- Interactive map of Korilla BBQ

Restaurant information
- Established: 2010
- Food type: Korean
- Location: New York City, New York, United States

= Korilla BBQ =

Korilla BBQ is a New York City-based lunch/dinner truck owned by Eddie Song that specializes in Korean-theme burritos, also known as ssams. They also serve Korean-style tacos. They have been positively reviewed by Antenna Magazine, were listed in The Village Voice's Top 10 Vegetarian Street Foods listing, and mentioned first in Zagat's overview of the Korean Taco trend.
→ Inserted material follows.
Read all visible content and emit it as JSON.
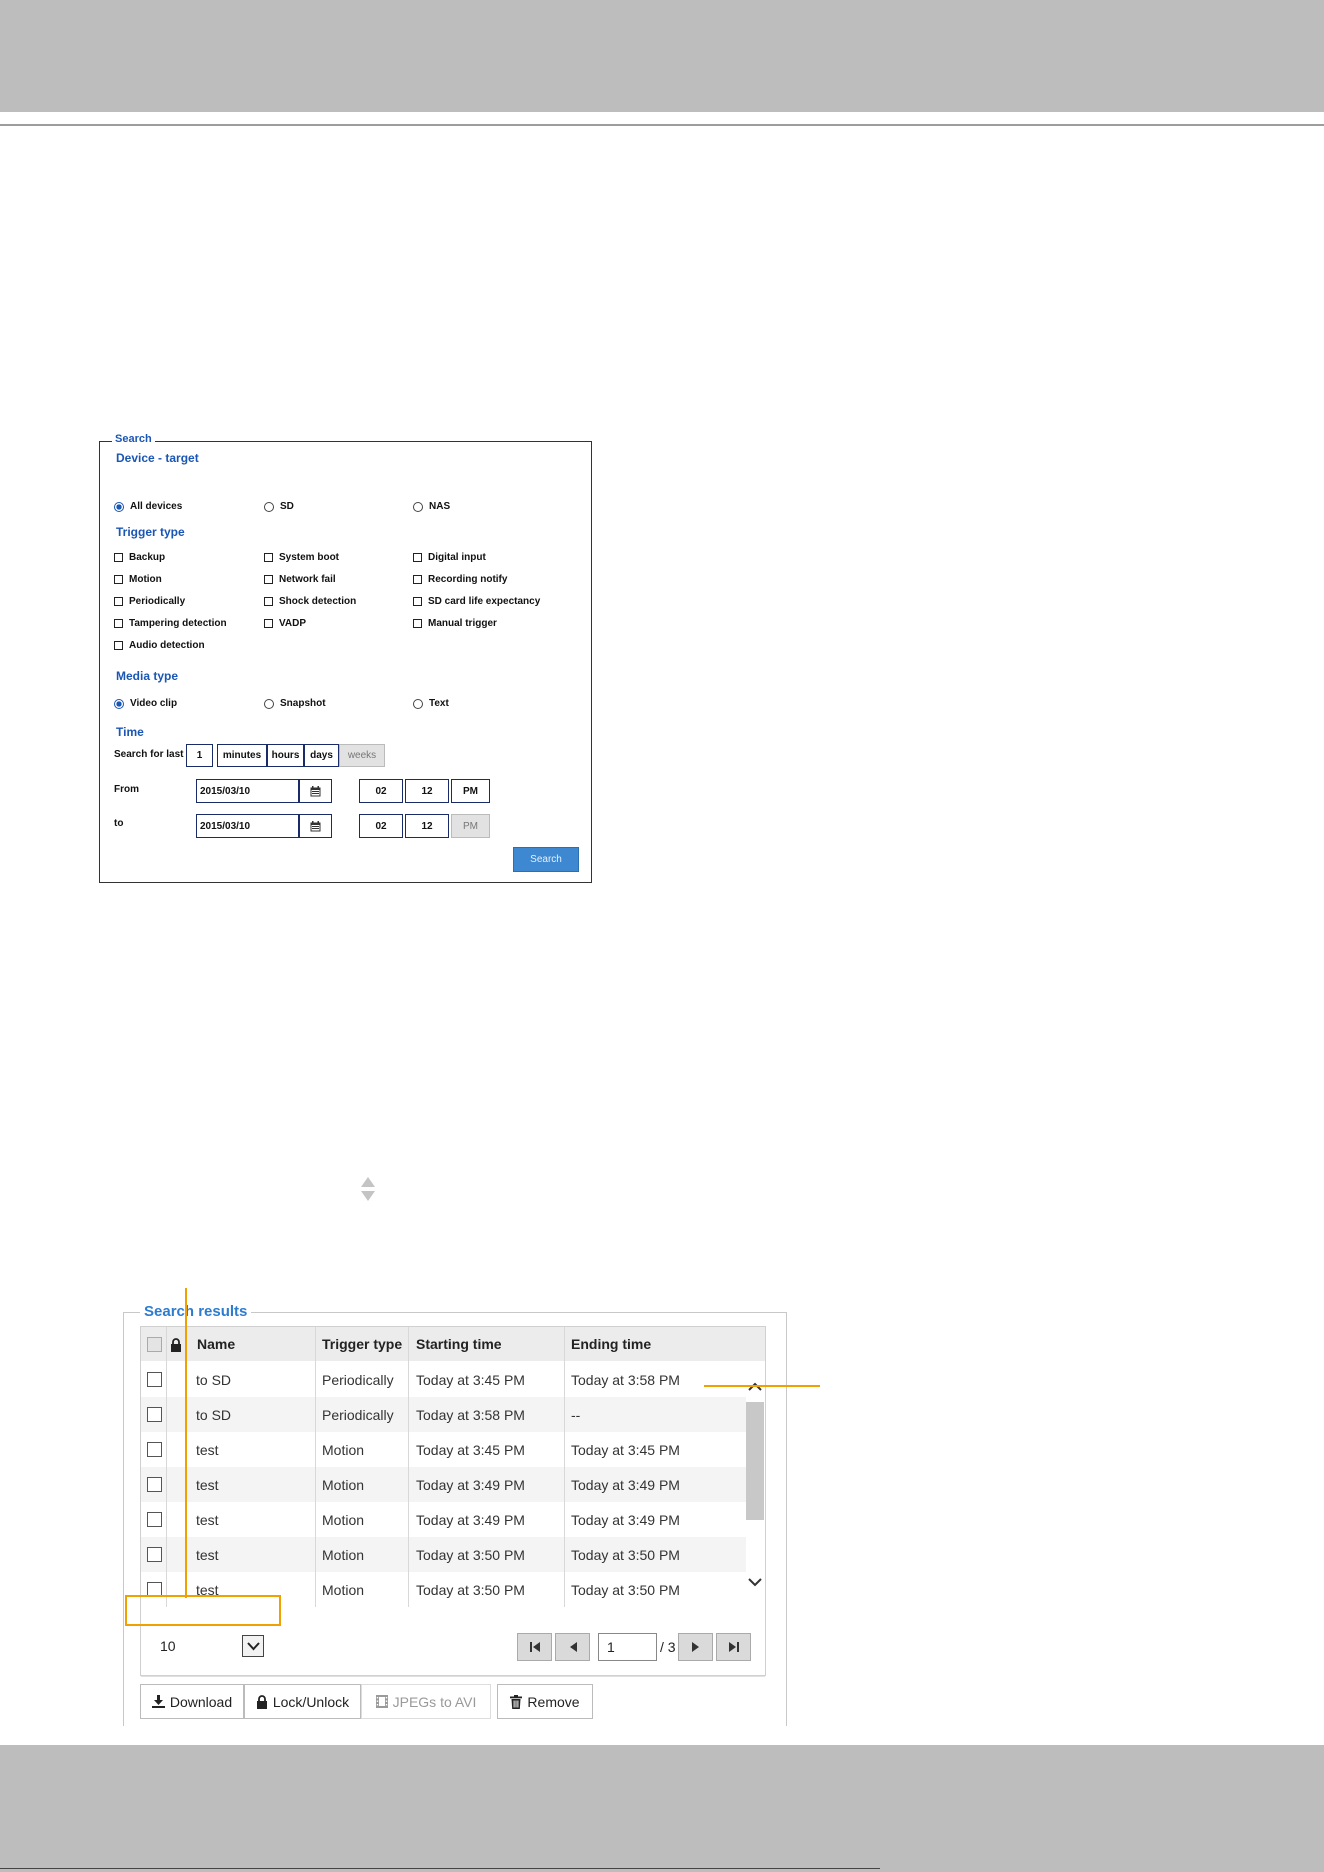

Korilla was featured on Season 2 of The Great Food Truck Race on Food Network. They were disqualified after the network accused them of cheating. Korilla strongly denied the accusations but was unable to speak on it further due to their contracts. In an interview for KoreanAmericanStory.org in 2016, Korilla's Eddie Song explained their side of the story. “They’d basically created this roadblock where we can’t sell any barbecue, any meat, so you gotta be completely vegetarian,” he said, “We decided to form a little partnership with one of the top Southern barbecue, a Memphis-style barbecue. They didn’t appreciate that.” He further added, “Our strategy was: We can’t sell any meat? We’ll sell you two tortillas for $8. You can get the protein from our partner, who’s doing this Memphis-style barbecue.”